A mobile lab on the film history of Guinea-Bissau
The project "From Boé to Berlin" is dedicated to the recently re-opened and now partly digitized archival holdings of the national film institute of Guinea-Bissau (INCA – Instituto Nacional de Cinema e Audiovisual). It will serve to make the films visible again, experimenting with various formats: mobile cinema, moderated film program, exhibition, and workshop. The project provides an opportunity to carry out a translocal case study in which the subsidiary function of an institution such as Arsenal in securing and giving new visibility to African archives comes to the fore.
As part of her ongoing project "Luta ca caba inda" ("The Struggle is Not Over Yet"), Portuguese artist and Berlin resident Filipa César has sought to make available, secure and give new visibility to a unique corpus of films: the archival holdings of the National Film Institute of Guinea-Bissau (see also "Animated Archive"), only some of which have survived intact. These holdings attest to an intensive phase of documentary film and cinema work in the 1970s, a timeframe that encompasses the struggle for liberation from colonial forces and the country’s decolonization. Still under the aegis of charismatic liberation fighter Amílcar Cabral, it was here that Guinea-Bissau’s independent cinema came into being, which was soon to be forgotten again by film historiography – despite it having received prominent worldwide support at the time and two of the filmmakers Flora Gomes and Sana na N'Hada involved going on to receive international attention for their feature films.
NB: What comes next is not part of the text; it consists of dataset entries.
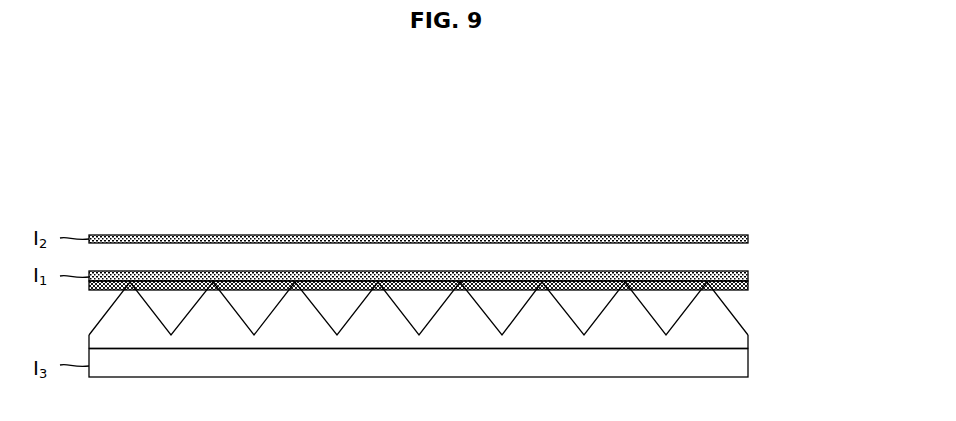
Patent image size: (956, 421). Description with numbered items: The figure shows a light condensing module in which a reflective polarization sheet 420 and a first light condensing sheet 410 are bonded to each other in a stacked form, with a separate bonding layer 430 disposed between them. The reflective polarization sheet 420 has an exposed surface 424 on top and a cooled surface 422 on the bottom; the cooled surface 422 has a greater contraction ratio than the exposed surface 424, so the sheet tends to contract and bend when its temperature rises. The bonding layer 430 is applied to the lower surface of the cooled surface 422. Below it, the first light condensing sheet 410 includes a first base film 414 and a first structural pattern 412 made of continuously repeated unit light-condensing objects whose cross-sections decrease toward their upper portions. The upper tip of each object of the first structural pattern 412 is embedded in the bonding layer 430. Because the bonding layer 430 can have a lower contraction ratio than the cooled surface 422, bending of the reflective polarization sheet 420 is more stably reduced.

The first light condensing sheet 410 is at (471, 325).
The first structural pattern 412 is at (725, 335).
The first base film 414 is at (732, 362).
The reflective polarization sheet 420 is at (460, 230).
The cooled surface 422 is at (733, 272).
The exposed surface 424 is at (733, 237).
The separate bonding layer 430 is at (665, 302).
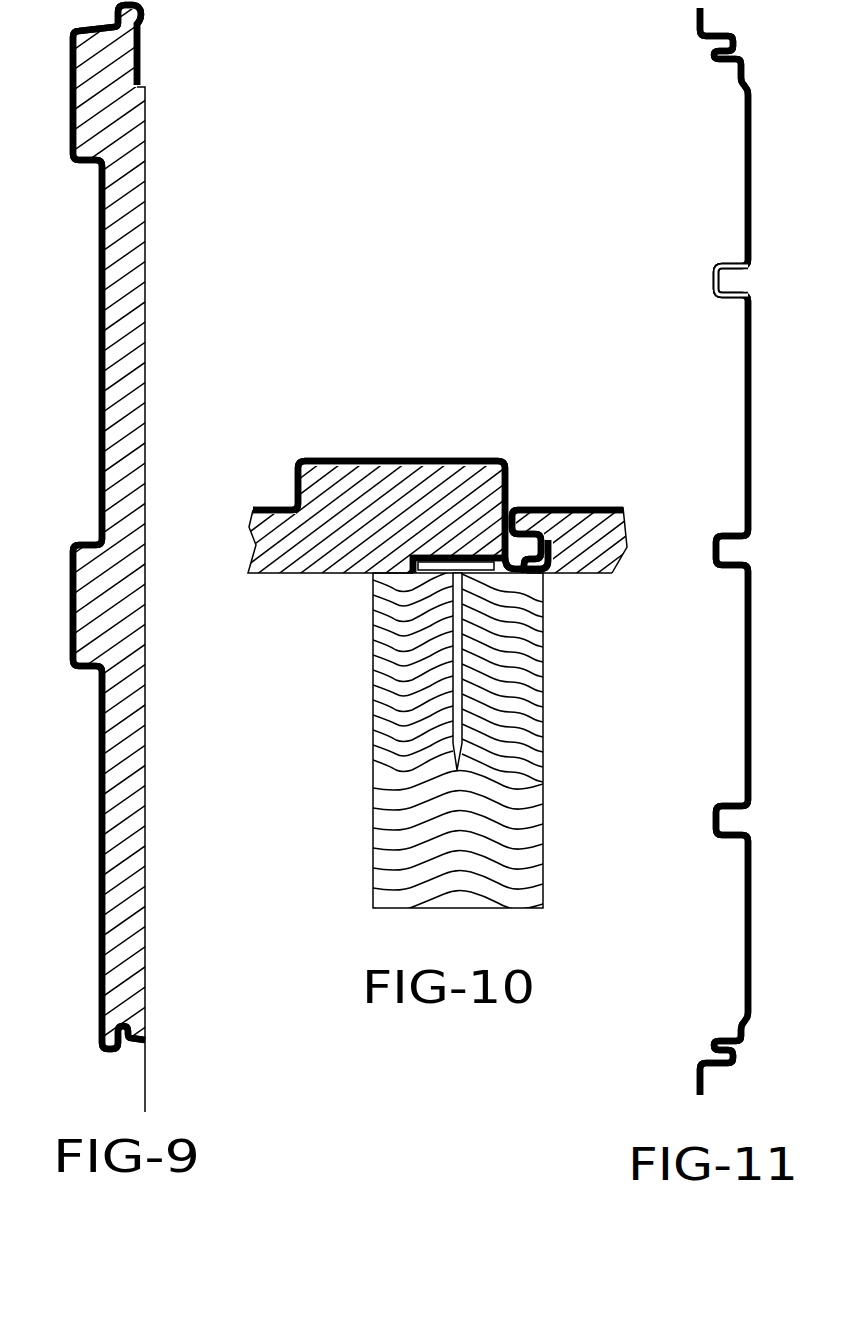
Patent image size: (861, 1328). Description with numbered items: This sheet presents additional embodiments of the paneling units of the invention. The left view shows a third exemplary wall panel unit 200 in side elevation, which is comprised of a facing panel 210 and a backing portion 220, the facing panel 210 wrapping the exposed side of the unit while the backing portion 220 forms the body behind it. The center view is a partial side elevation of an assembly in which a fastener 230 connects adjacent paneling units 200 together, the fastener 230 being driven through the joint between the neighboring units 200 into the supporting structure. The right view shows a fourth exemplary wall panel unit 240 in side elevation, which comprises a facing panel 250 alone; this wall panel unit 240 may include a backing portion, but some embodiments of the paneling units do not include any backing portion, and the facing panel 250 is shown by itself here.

In FIG. 9, the wall panel unit 200 is at (152, 562).
In FIG. 10, the wall panel unit 200 is at (401, 457).
In FIG. 9, the facing panel 210 is at (99, 229).
In FIG. 9, the backing portion 220 is at (123, 303).
In FIG. 10, the fastener 230 is at (457, 705).
In FIG. 11, the wall panel unit 240 is at (670, 551).
In FIG. 11, the facing panel 250 is at (714, 278).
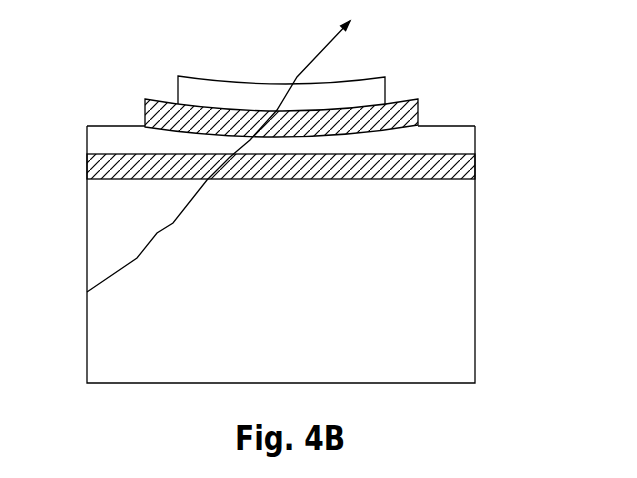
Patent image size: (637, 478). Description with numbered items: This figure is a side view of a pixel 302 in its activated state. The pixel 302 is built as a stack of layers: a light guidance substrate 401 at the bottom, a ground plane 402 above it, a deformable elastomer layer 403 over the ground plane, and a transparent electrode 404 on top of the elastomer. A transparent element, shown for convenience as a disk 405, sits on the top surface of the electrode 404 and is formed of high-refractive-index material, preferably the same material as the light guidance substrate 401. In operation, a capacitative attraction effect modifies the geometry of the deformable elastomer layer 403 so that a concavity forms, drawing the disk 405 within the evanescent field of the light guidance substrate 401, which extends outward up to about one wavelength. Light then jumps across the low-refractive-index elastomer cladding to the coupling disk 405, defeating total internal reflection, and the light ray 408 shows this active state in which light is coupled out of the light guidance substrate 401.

During the digitization process, which was attended variously by filmmakers Sana na N'Hada and Suleimane Biai as well as the then head of INCA Carlos Vaz, the question arose as to how this newly secured material could be used in the future. The archive lends itself to a geopolitical reading on the one hand, as the films found there relate to a practice of cinematic solidarity during a period of huge political upheaval. They reveal production conditions, illuminate the special role played by Cuba and the neighboring country of Guinea-Conakry during the era of decolonization and leave their mark in the biographies of a diverse range of witnesses from the time, including filmmakers Chris Marker, Sarah Maldoror and Jean Rouch, Swedish journalists Rudi Spee and Lennart Malmer, singer Miriam Makeba and editor Anita Fernandez. On the other hand, the material’s historical significance and the fact that it fills a gap in the collective visual history of Guinea-Bissau also gives rise to another goal: providing visibility for the film material and returning it to the center of cultural discourse in Guinea-Bissau.
Mobile Cinema Revisited
The mobile cinema format is linked to a practice already introduced in various colonial African countries before being taken up again in the post-colonial context, including in Guinea-Bissau, under new auspices. Sana na N'Hada was himself involved in attempts to organize a mobile cinema at the end of the 1970s to show the films and newsreels being produced at the time. The project was based around the Cuban model of a “Departamento de Divulgación Cinematográfica” and was supposed to overcome the rural population’s enforced immobility due to agricultural work and make a contribution towards communication and the creation of knowledge within the heterogeneous state entity. Such attempts soon failed however due to a lack of funding.
Today, film screenings in Guinea-Bissau mostly take place at private and semi-public locations and draw on the DVD market. Films thus reach their audiences via informal means. A traveling cinema equipped with mobile technology which goes directly to its audiences thus links both to the past practice of communicating culture via film as well as to the formats of shared film watching common today. Equipped with the visual and sound holdings of the INCA archive, the mobile cinema will start in the Boé region, where the independent state of Guinea-Bissau was proclaimed in September 1973 while the war of independence was still raging – an event of great symbolic importance which equally marked the start of international image production about Guinea-Bissau’s successive liberation. Some of the mobile cinema’s other stops include Bafatá, the birthplace of Amílcar Cabral, and the island of Galinhas, where the biggest prison for political prisoners was located during the colonial period.
The experiences with the mobile cinema will be jointly documented by Filipa César, Suleimane Biai and Sana na N’Hada and presented at the conclusion of Visionary Archive in May 2015. Before the actual trip, a workshop will be held for those involved so that agreement can be reached about the significance of the project and which forms should be used to document it.